The main results are:

  • A clear difference in speed-up over the crest (up to 61% in summer) and a strong difference in TKE in the lee of the trees on top of the escarpment were found. The highest values were reached close to the ground in altitudes of 40 m and below.

  • Despite the complex terrain and the high canopy, the analytical models and theories from the 1970s and 1980s are still evident.

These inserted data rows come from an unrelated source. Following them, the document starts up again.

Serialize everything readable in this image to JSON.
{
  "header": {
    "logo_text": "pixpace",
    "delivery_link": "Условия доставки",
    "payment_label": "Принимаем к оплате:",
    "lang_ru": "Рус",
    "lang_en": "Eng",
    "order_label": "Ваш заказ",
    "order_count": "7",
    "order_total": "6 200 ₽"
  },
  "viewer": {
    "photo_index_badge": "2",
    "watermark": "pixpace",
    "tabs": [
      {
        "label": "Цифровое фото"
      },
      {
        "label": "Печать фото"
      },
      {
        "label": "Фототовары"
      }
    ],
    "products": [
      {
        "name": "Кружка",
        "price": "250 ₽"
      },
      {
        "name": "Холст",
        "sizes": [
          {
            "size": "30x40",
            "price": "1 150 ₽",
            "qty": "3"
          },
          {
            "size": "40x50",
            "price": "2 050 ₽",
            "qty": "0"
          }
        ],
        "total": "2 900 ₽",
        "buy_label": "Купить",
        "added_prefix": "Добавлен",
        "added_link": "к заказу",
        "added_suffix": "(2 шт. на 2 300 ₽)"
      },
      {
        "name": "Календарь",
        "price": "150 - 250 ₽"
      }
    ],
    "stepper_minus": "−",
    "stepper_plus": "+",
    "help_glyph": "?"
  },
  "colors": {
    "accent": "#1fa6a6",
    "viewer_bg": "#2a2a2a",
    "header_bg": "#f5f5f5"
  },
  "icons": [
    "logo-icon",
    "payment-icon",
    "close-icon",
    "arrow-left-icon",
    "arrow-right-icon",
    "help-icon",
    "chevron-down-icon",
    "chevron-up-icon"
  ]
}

Especially the measurement flights during summer (high LAI) resulted in a good agreement with the theoretical calculations using the equations by Taylor and Lee (1984) done for the WINSENT test site. The measurements during winter resulted in a fractional speed-up that is only one third of the calculated speed-up from the theories. However, it is important to note that the theories and analytical models only covered hills without or a small canopy. Especially the forest edge, which was included in any past model discussed here, has a large influence on turbulence production in the lowest altitudes a.g.l.

This study showcased the influence of the leaf area index (foliage) onto the flow field over an escarpment. The difference in flow features for different seasons have a large impact on life time calculations and power output for wind energy applications in complex terrain. To obtain a better picture of the flow phenomena in complex terrain during different seasons more experiments are needed and model calculations should take into account the different foliage in the corresponding seasons to obtain more reliable results for modelling the wind field in complex terrain. It would also be beneficial to compare future measurements during different thermal stability conditions and compare those results to the analytical models.